With this patch, eliminating proxy loops is purely a local administrative matter. The DNS administrator is responsible for ensuring that dnscache is not configured to forward back to itself (either directly or indirectly, via other forwarding proxy DNS servers), by ensuring that
${IP}
,
servers/*
files.
In stock djbdns, both the database compilers (tinydns-data, pickdns-data, and rbldns-data) and the convenience tools for modifying the database source file (based upon tinydns-edit) use the same temporary filename, data.tmp, for the new file as it is being written.
It is unlikely that this clash of names will cause problems in practice, given that one normally only compiles the database after editing its source.
For completeness, however, this patch modifies the various database compilers to all use data.cdb.tmp for their temporary filename.
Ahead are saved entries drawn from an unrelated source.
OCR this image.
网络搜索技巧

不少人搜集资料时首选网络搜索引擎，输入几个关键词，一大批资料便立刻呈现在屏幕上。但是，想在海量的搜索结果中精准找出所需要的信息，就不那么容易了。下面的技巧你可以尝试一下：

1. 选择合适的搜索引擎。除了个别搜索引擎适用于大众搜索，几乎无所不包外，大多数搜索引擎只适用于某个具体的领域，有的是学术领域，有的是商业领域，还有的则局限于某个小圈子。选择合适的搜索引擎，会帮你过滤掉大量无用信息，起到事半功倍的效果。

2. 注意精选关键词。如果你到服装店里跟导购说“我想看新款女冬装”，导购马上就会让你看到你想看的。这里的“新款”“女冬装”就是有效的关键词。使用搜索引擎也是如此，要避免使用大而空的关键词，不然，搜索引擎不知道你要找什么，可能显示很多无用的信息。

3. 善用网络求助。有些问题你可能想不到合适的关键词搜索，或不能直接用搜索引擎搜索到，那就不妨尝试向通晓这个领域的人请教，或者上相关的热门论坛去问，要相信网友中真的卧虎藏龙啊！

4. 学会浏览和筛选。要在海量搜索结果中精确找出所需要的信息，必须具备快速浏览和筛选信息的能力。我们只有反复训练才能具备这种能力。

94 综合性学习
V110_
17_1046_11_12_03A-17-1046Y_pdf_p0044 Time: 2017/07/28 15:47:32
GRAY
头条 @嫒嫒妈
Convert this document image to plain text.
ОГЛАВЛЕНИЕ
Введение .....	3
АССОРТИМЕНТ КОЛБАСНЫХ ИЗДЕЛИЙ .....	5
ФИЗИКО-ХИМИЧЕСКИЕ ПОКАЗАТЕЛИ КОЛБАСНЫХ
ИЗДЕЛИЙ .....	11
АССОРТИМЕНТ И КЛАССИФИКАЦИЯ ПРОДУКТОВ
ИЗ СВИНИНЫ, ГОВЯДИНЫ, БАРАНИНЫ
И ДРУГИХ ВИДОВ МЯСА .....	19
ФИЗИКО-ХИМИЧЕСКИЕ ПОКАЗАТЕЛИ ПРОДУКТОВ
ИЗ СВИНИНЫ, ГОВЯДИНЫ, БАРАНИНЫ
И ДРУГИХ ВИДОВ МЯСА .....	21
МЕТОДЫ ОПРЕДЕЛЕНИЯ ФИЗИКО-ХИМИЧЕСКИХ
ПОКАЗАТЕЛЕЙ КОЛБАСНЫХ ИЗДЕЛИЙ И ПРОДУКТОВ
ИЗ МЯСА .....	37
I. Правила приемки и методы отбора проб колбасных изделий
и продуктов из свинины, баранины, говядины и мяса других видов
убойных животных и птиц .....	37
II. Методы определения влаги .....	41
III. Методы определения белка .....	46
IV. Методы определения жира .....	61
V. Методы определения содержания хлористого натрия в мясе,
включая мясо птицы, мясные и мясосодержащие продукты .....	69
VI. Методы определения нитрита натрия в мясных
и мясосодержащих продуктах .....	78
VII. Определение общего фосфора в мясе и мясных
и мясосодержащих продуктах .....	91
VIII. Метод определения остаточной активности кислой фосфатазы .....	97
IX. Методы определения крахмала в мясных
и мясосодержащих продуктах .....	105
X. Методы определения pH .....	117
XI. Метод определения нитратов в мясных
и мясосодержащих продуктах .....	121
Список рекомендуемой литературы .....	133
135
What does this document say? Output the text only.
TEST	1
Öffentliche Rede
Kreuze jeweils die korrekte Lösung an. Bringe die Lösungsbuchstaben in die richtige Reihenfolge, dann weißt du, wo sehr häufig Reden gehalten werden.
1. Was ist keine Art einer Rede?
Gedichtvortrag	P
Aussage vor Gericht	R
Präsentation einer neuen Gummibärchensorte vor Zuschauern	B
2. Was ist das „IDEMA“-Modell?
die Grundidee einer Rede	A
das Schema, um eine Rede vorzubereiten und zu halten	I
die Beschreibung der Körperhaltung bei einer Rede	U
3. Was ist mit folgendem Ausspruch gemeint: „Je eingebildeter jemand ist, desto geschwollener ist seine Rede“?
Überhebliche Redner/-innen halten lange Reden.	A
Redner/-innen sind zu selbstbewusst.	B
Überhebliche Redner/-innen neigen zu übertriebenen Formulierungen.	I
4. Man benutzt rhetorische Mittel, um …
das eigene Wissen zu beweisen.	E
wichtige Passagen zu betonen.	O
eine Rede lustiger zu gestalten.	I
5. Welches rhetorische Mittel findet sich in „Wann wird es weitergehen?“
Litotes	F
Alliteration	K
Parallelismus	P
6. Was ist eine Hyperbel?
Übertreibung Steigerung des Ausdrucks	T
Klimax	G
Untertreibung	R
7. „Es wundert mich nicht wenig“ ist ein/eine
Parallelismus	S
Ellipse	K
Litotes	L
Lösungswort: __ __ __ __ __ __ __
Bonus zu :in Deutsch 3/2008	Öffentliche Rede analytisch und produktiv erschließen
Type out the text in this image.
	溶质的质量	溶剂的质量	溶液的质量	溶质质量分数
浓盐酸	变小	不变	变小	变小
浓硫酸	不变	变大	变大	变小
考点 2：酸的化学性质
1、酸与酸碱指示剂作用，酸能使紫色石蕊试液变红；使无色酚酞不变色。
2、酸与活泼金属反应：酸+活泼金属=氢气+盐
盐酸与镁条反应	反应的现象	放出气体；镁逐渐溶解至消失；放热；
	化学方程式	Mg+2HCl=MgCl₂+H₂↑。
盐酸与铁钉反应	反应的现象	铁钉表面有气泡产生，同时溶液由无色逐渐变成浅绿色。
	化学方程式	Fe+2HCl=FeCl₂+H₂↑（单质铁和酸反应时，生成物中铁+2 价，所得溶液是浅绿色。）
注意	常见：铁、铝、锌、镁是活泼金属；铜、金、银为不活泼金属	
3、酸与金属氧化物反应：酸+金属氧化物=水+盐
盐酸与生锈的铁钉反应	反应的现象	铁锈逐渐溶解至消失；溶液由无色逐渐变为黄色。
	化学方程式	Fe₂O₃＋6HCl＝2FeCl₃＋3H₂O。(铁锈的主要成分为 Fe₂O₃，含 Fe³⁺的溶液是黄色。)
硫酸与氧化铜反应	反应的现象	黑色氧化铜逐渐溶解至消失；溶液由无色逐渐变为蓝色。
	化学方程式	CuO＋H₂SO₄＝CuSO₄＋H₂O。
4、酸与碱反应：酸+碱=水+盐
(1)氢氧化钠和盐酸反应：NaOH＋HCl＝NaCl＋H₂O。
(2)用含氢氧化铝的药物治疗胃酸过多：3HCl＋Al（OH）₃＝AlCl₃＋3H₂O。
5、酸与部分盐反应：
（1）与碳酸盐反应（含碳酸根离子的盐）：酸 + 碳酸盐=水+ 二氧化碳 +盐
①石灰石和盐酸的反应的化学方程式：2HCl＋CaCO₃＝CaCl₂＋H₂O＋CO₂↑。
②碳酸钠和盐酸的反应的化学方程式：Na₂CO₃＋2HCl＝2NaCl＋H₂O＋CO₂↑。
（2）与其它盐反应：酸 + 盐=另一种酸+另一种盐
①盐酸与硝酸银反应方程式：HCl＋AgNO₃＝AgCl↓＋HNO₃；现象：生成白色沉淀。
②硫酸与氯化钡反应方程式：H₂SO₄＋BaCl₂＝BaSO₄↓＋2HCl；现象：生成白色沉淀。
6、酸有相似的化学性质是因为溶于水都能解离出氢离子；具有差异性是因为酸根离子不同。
There is a problem with the djbdns DNS Client library that makes it too easy to make errors and difficult to use the tools in the obvious and intuitive way.
This patch modifies the djbdns DNS Client library to recognise the space character (and the Tab character and the LineFeed character) as the address separator character when parsing the value of the ${DNSCACHEIP} environment variable, instead of the full stop character.
With it applied, one can execute diagnostic commands such as
DNSCACHEIP=`dnsip multihomed.proxy.server` dnsqr a cr.yp.to
and the DNS Client library will correctly send its queries to all
(if necessary) of the IP addresses of the multi-homed proxy DNS server,
instead of to just the first one.
dnsqrx is analogous to dnsq, taking the same arguments in the same order, but is for querying proxy DNS servers, not content DNS servers. It takes three arguments
dnsqrx type name server
and invokes dnsqr to send a recursive DNS query to proxy DNS server server for records of type type under the domain name name.
The script requires that the patch to change the separator in ${DNSCACHEIP} to the space character has been applied.